Der Fehler liegt darin, dass angenommen wird, dass es DAS PRODUKT gibt.
Kauft doch was euch gefällt und macht selbst die Erfahrungen.
Danach einfach mal kurz das Ego ausschalten und dann versuchen die eigene Erfahrung in Worte zu fassen. Das wird nicht einfach und wird auch niemal an einen A-B Vergleich ran kommen.
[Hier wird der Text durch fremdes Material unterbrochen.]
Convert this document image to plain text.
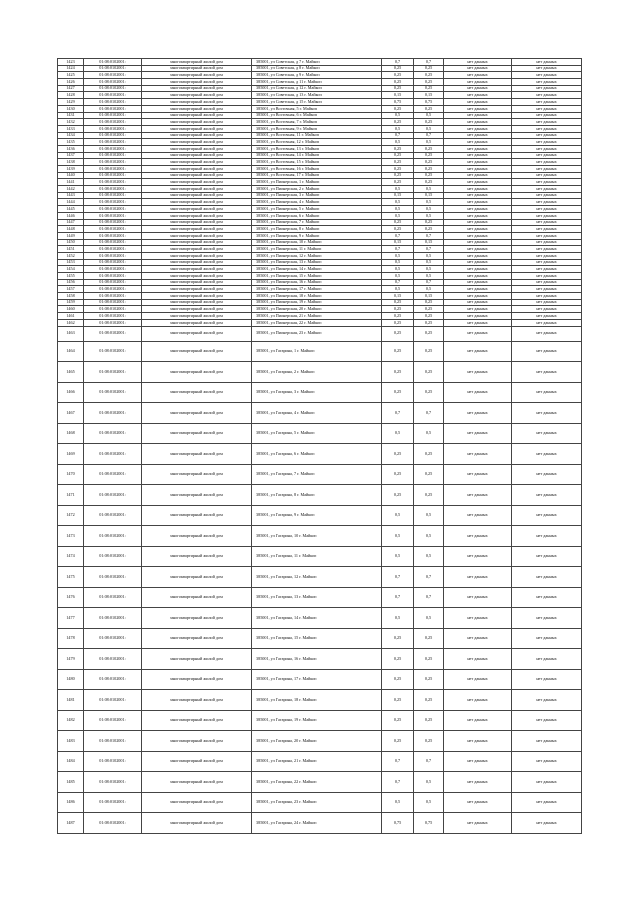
1423	01:08:0102001:	многоквартирный жилой дом	385001, ул Советская, д 7 г. Майкоп	0,7	0,7	нет данных	нет данных
1424	01:08:0102001:	многоквартирный жилой дом	385001, ул Советская, д 8 г. Майкоп	0,25	0,25	нет данных	нет данных
1425	01:08:0102001:	многоквартирный жилой дом	385001, ул Советская, д 9 г. Майкоп	0,25	0,25	нет данных	нет данных
1426	01:08:0102001:	многоквартирный жилой дом	385001, ул Советская, д 11 г. Майкоп	0,25	0,25	нет данных	нет данных
1427	01:08:0102001:	многоквартирный жилой дом	385001, ул Советская, д 12 г. Майкоп	0,25	0,25	нет данных	нет данных
1428	01:08:0102001:	многоквартирный жилой дом	385001, ул Советская, д 13 г. Майкоп	0,15	0,15	нет данных	нет данных
1429	01:08:0102001:	многоквартирный жилой дом	385001, ул Советская, д 15 г. Майкоп	0,75	0,75	нет данных	нет данных
1430	01:08:0102001:	многоквартирный жилой дом	385001, ул Восточная, 5 г. Майкоп	0,25	0,25	нет данных	нет данных
1431	01:08:0102001:	многоквартирный жилой дом	385001, ул Восточная, 6 г. Майкоп	0,5	0,5	нет данных	нет данных
1432	01:08:0102001:	многоквартирный жилой дом	385001, ул Восточная, 7 г. Майкоп	0,25	0,25	нет данных	нет данных
1433	01:08:0102001:	многоквартирный жилой дом	385001, ул Восточная, 9 г. Майкоп	0,5	0,5	нет данных	нет данных
1434	01:08:0102001:	многоквартирный жилой дом	385001, ул Восточная, 11 г. Майкоп	0,7	0,7	нет данных	нет данных
1435	01:08:0102001:	многоквартирный жилой дом	385001, ул Восточная, 12 г. Майкоп	0,5	0,5	нет данных	нет данных
1436	01:08:0102001:	многоквартирный жилой дом	385001, ул Восточная, 13 г. Майкоп	0,25	0,25	нет данных	нет данных
1437	01:08:0102001:	многоквартирный жилой дом	385001, ул Восточная, 14 г. Майкоп	0,25	0,25	нет данных	нет данных
1438	01:08:0102001:	многоквартирный жилой дом	385001, ул Восточная, 15 г. Майкоп	0,25	0,25	нет данных	нет данных
1439	01:08:0102001:	многоквартирный жилой дом	385001, ул Восточная, 16 г. Майкоп	0,25	0,25	нет данных	нет данных
1440	01:08:0102001:	многоквартирный жилой дом	385001, ул Восточная, 17 г. Майкоп	0,25	0,25	нет данных	нет данных
1441	01:08:0102001:	многоквартирный жилой дом	385001, ул Пионерская, 1 г. Майкоп	0,25	0,25	нет данных	нет данных
1442	01:08:0102001:	многоквартирный жилой дом	385001, ул Пионерская, 2 г. Майкоп	0,5	0,5	нет данных	нет данных
1443	01:08:0102001:	многоквартирный жилой дом	385001, ул Пионерская, 3 г. Майкоп	0,15	0,15	нет данных	нет данных
1444	01:08:0102001:	многоквартирный жилой дом	385001, ул Пионерская, 4 г. Майкоп	0,5	0,5	нет данных	нет данных
1445	01:08:0102001:	многоквартирный жилой дом	385001, ул Пионерская, 5 г. Майкоп	0,5	0,5	нет данных	нет данных
1446	01:08:0102001:	многоквартирный жилой дом	385001, ул Пионерская, 6 г. Майкоп	0,5	0,5	нет данных	нет данных
1447	01:08:0102001:	многоквартирный жилой дом	385001, ул Пионерская, 7 г. Майкоп	0,25	0,25	нет данных	нет данных
1448	01:08:0102001:	многоквартирный жилой дом	385001, ул Пионерская, 8 г. Майкоп	0,25	0,25	нет данных	нет данных
1449	01:08:0102001:	многоквартирный жилой дом	385001, ул Пионерская, 9 г. Майкоп	0,7	0,7	нет данных	нет данных
1450	01:08:0102001:	многоквартирный жилой дом	385001, ул Пионерская, 10 г. Майкоп	0,15	0,15	нет данных	нет данных
1451	01:08:0102001:	многоквартирный жилой дом	385001, ул Пионерская, 11 г. Майкоп	0,7	0,7	нет данных	нет данных
1452	01:08:0102001:	многоквартирный жилой дом	385001, ул Пионерская, 12 г. Майкоп	0,5	0,5	нет данных	нет данных
1453	01:08:0102001:	многоквартирный жилой дом	385001, ул Пионерская, 13 г. Майкоп	0,5	0,5	нет данных	нет данных
1454	01:08:0102001:	многоквартирный жилой дом	385001, ул Пионерская, 14 г. Майкоп	0,5	0,5	нет данных	нет данных
1455	01:08:0102001:	многоквартирный жилой дом	385001, ул Пионерская, 15 г. Майкоп	0,5	0,5	нет данных	нет данных
1456	01:08:0102001:	многоквартирный жилой дом	385001, ул Пионерская, 16 г. Майкоп	0,7	0,7	нет данных	нет данных
1457	01:08:0102001:	многоквартирный жилой дом	385001, ул Пионерская, 17 г. Майкоп	0,5	0,5	нет данных	нет данных
1458	01:08:0102001:	многоквартирный жилой дом	385001, ул Пионерская, 18 г. Майкоп	0,15	0,15	нет данных	нет данных
1459	01:08:0102001:	многоквартирный жилой дом	385001, ул Пионерская, 19 г. Майкоп	0,25	0,25	нет данных	нет данных
1460	01:08:0102001:	многоквартирный жилой дом	385001, ул Пионерская, 20 г. Майкоп	0,25	0,25	нет данных	нет данных
1461	01:08:0102001:	многоквартирный жилой дом	385001, ул Пионерская, 21 г. Майкоп	0,25	0,25	нет данных	нет данных
1462	01:08:0102001:	многоквартирный жилой дом	385001, ул Пионерская, 22 г. Майкоп	0,25	0,25	нет данных	нет данных
1463	01:08:0102001:	многоквартирный жилой дом	385001, ул Пионерская, 23 г. Майкоп	0,25	0,25	нет данных	нет данных
1464	01:08:0102001:	многоквартирный жилой дом	385001, ул Гагарина, 1 г. Майкоп	0,25	0,25	нет данных	нет данных
1465	01:08:0102001:	многоквартирный жилой дом	385001, ул Гагарина, 2 г. Майкоп	0,25	0,25	нет данных	нет данных
1466	01:08:0102001:	многоквартирный жилой дом	385001, ул Гагарина, 3 г. Майкоп	0,25	0,25	нет данных	нет данных
1467	01:08:0102001:	многоквартирный жилой дом	385001, ул Гагарина, 4 г. Майкоп	0,7	0,7	нет данных	нет данных
1468	01:08:0102001:	многоквартирный жилой дом	385001, ул Гагарина, 5 г. Майкоп	0,5	0,5	нет данных	нет данных
1469	01:08:0102001:	многоквартирный жилой дом	385001, ул Гагарина, 6 г. Майкоп	0,25	0,25	нет данных	нет данных
1470	01:08:0102001:	многоквартирный жилой дом	385001, ул Гагарина, 7 г. Майкоп	0,25	0,25	нет данных	нет данных
1471	01:08:0102001:	многоквартирный жилой дом	385001, ул Гагарина, 8 г. Майкоп	0,25	0,25	нет данных	нет данных
1472	01:08:0102001:	многоквартирный жилой дом	385001, ул Гагарина, 9 г. Майкоп	0,5	0,5	нет данных	нет данных
1473	01:08:0102001:	многоквартирный жилой дом	385001, ул Гагарина, 10 г. Майкоп	0,5	0,5	нет данных	нет данных
1474	01:08:0102001:	многоквартирный жилой дом	385001, ул Гагарина, 11 г. Майкоп	0,5	0,5	нет данных	нет данных
1475	01:08:0102001:	многоквартирный жилой дом	385001, ул Гагарина, 12 г. Майкоп	0,7	0,7	нет данных	нет данных
1476	01:08:0102001:	многоквартирный жилой дом	385001, ул Гагарина, 13 г. Майкоп	0,7	0,7	нет данных	нет данных
1477	01:08:0102001:	многоквартирный жилой дом	385001, ул Гагарина, 14 г. Майкоп	0,5	0,5	нет данных	нет данных
1478	01:08:0102001:	многоквартирный жилой дом	385001, ул Гагарина, 15 г. Майкоп	0,25	0,25	нет данных	нет данных
1479	01:08:0102001:	многоквартирный жилой дом	385001, ул Гагарина, 16 г. Майкоп	0,25	0,25	нет данных	нет данных
1480	01:08:0102001:	многоквартирный жилой дом	385001, ул Гагарина, 17 г. Майкоп	0,25	0,25	нет данных	нет данных
1481	01:08:0102001:	многоквартирный жилой дом	385001, ул Гагарина, 18 г. Майкоп	0,25	0,25	нет данных	нет данных
1482	01:08:0102001:	многоквартирный жилой дом	385001, ул Гагарина, 19 г. Майкоп	0,25	0,25	нет данных	нет данных
1483	01:08:0102001:	многоквартирный жилой дом	385001, ул Гагарина, 20 г. Майкоп	0,25	0,25	нет данных	нет данных
1484	01:08:0102001:	многоквартирный жилой дом	385001, ул Гагарина, 21 г. Майкоп	0,7	0,7	нет данных	нет данных
1485	01:08:0102001:	многоквартирный жилой дом	385001, ул Гагарина, 22 г. Майкоп	0,7	0,5	нет данных	нет данных
1486	01:08:0102001:	многоквартирный жилой дом	385001, ул Гагарина, 23 г. Майкоп	0,5	0,5	нет данных	нет данных
1487	01:08:0102001:	многоквартирный жилой дом	385001, ул Гагарина, 24 г. Майкоп	0,75	0,75	нет данных	нет данных
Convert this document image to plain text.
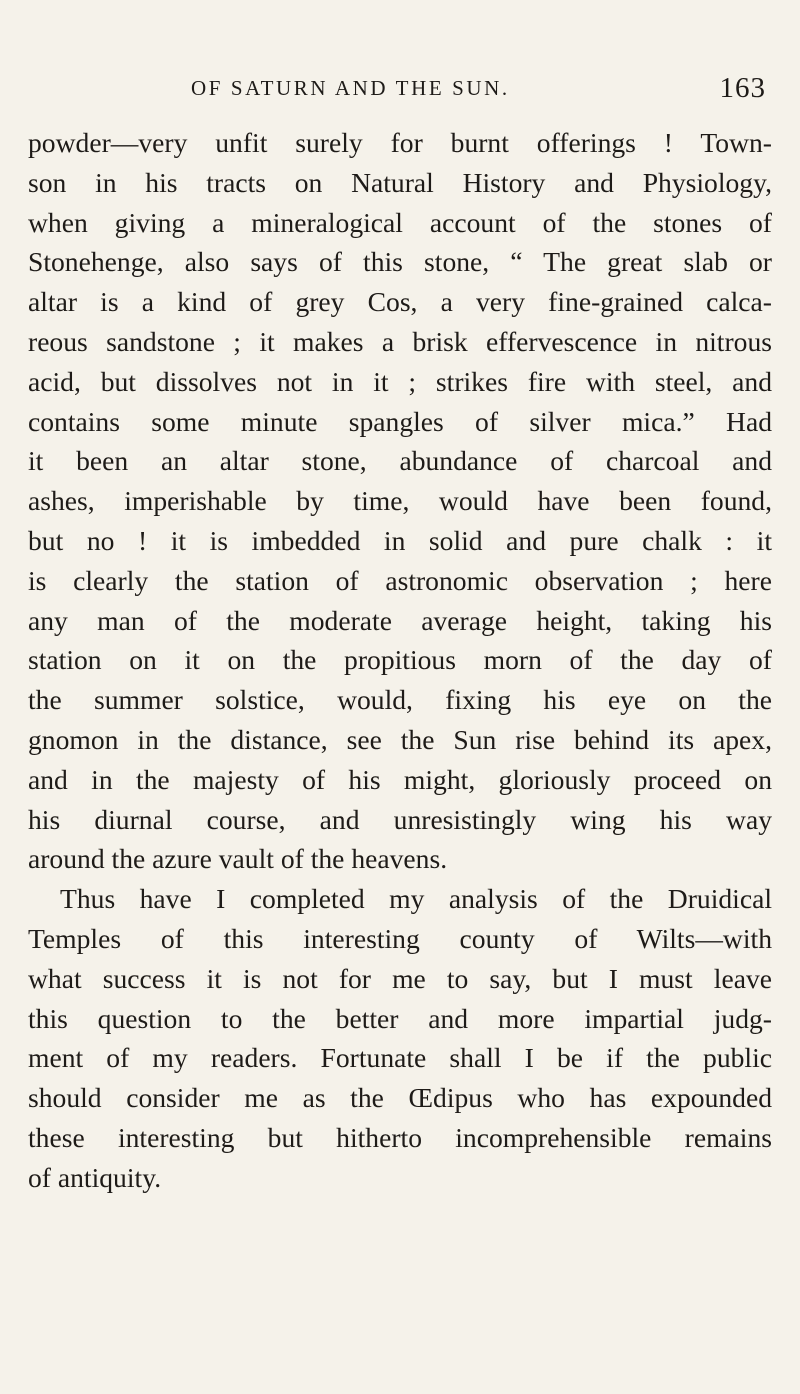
OF SATURN AND THE SUN.	163
powder—very unfit surely for burnt offerings ! Town-
son in his tracts on Natural History and Physiology,
when giving a mineralogical account of the stones of
Stonehenge, also says of this stone, “ The great slab or
altar is a kind of grey Cos, a very fine-grained calca-
reous sandstone ; it makes a brisk effervescence in nitrous
acid, but dissolves not in it ; strikes fire with steel, and
contains some minute spangles of silver mica.” Had
it been an altar stone, abundance of charcoal and
ashes, imperishable by time, would have been found,
but no ! it is imbedded in solid and pure chalk : it
is clearly the station of astronomic observation ; here
any man of the moderate average height, taking his
station on it on the propitious morn of the day of
the summer solstice, would, fixing his eye on the
gnomon in the distance, see the Sun rise behind its apex,
and in the majesty of his might, gloriously proceed on
his diurnal course, and unresistingly wing his way
around the azure vault of the heavens.
Thus have I completed my analysis of the Druidical
Temples of this interesting county of Wilts—with
what success it is not for me to say, but I must leave
this question to the better and more impartial judg-
ment of my readers. Fortunate shall I be if the public
should consider me as the Œdipus who has expounded
these interesting but hitherto incomprehensible remains
of antiquity.
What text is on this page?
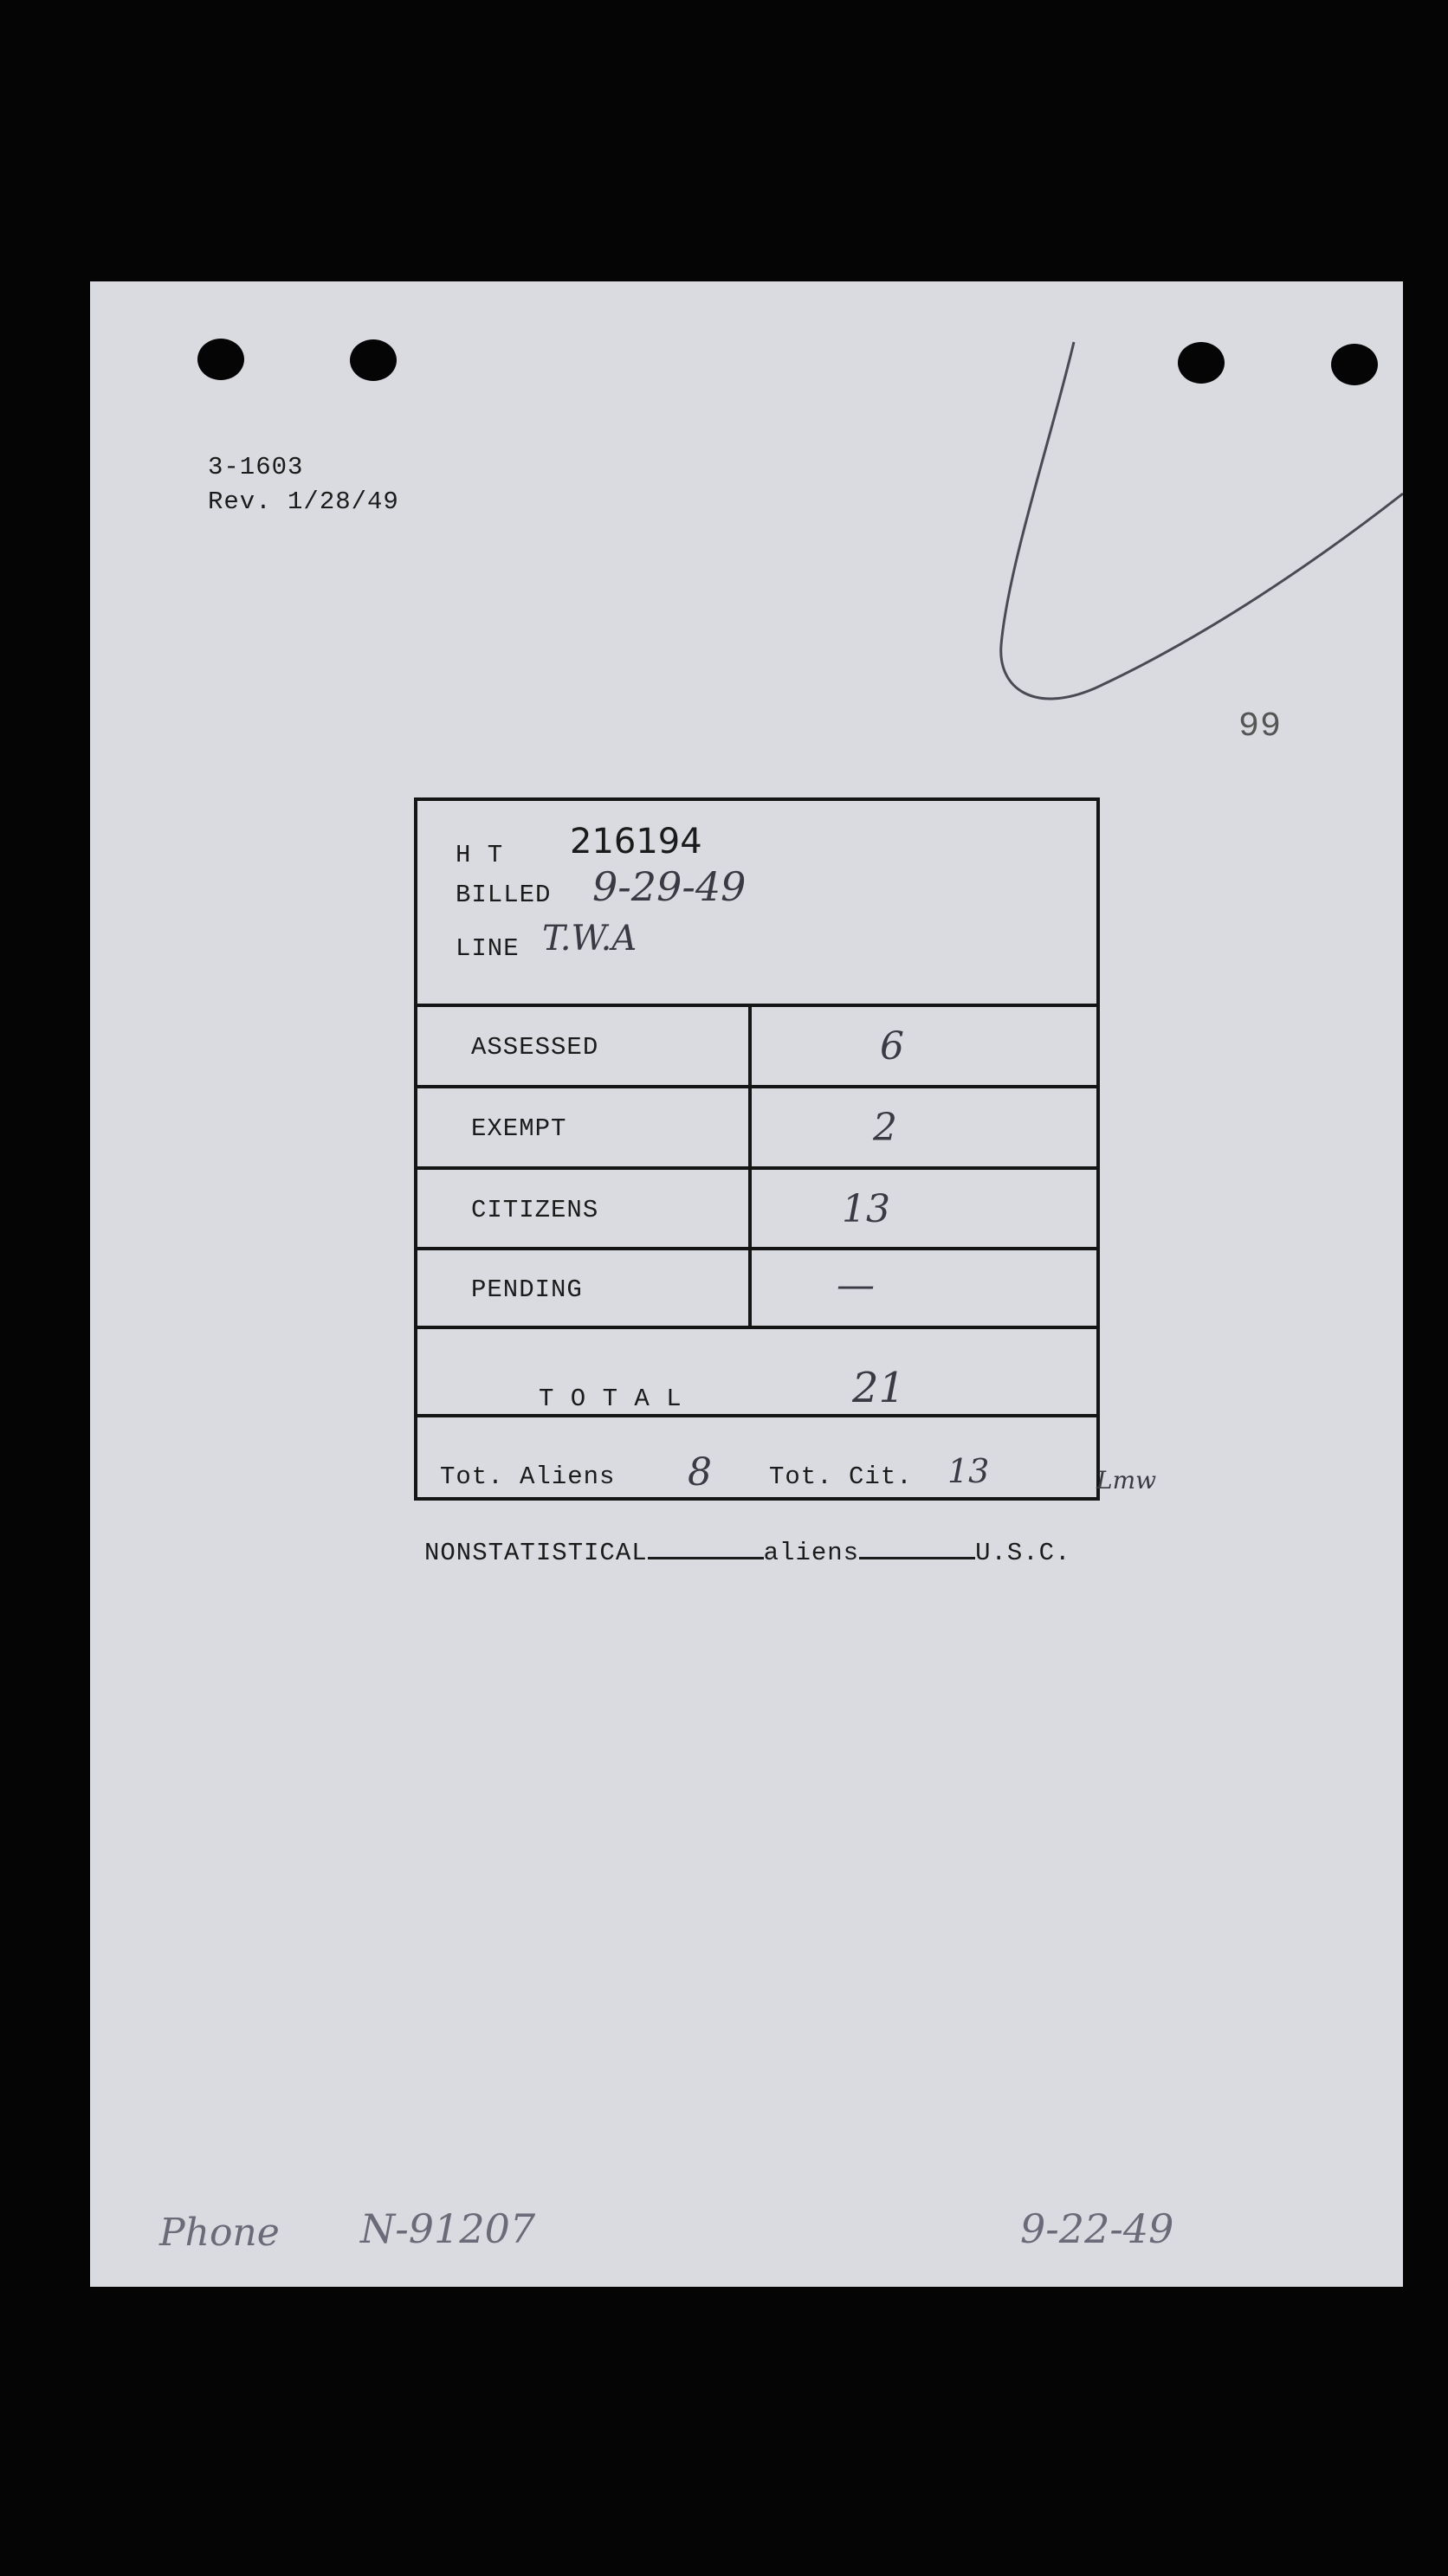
3-1603
Rev. 1/28/49
99
H T 216194
BILLED 9-29-49
LINE T.W.A
ASSESSED	6
EXEMPT	2
CITIZENS	13
PENDING	—
T O T A L	21
Tot. Aliens 8 Tot. Cit. 13	Lmw
NONSTATISTICAL	aliens	U.S.C.
Phone N-91207	9-22-49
Ach ja, schön wäre das. Aber leider werden sich nur die wenigsten eine Fehlinvestition in der Größenordnung von 1 - 2 t€ leisten können. Also hofft man natürlich, das es gleich passt (puh, ich habe da Glück gehabt, bzw. bei der Recherche viel richtig gemacht
).
Was ich inzwischen verstanden habe - es gibt das objektive, optimale Fahrwerk unter fahrdynamischen Gesichtspunkten und das kann man auch einigermaßen technisch definieren. D.h. aber noch lange nicht, dass es für alle passt und alle damit zufrieden wären. Die subjektiven Vorlieben beim Fahrwerk sind einfach enorm wichtig, wie doll wankt es, ist es zu hart oder zu weich, wie ist das subjektive Sicherheitsgefühl, schmaler oder breiter Grenzbereich, welcher Reifen, welches Rad, welche anderen Randbedingungen. Da gibt es immens viele Faktoren die wichtig sind, so dass es am Ende eben nicht das eine Fahrwerk gibt, dass für alle das Richtige ist.
Man kann dem aus meiner Sicht etwas vorbeugen, in dem man sich vorher ein paar Gedanken macht. Erster Punkt wie wichtig ist mir weniger Wanken und der Komfort. Dementsprechend sollte man rein aufgrund der technischen Daten entscheiden in welche Richtung die Federraten gehen sollten. Im Bereich 40-50 N/mm ist man mit leichtem Restwanken eher noch komfortabler unterwegs (ST-X, KW V3), darüber wird es schon sehr straff und sportlich.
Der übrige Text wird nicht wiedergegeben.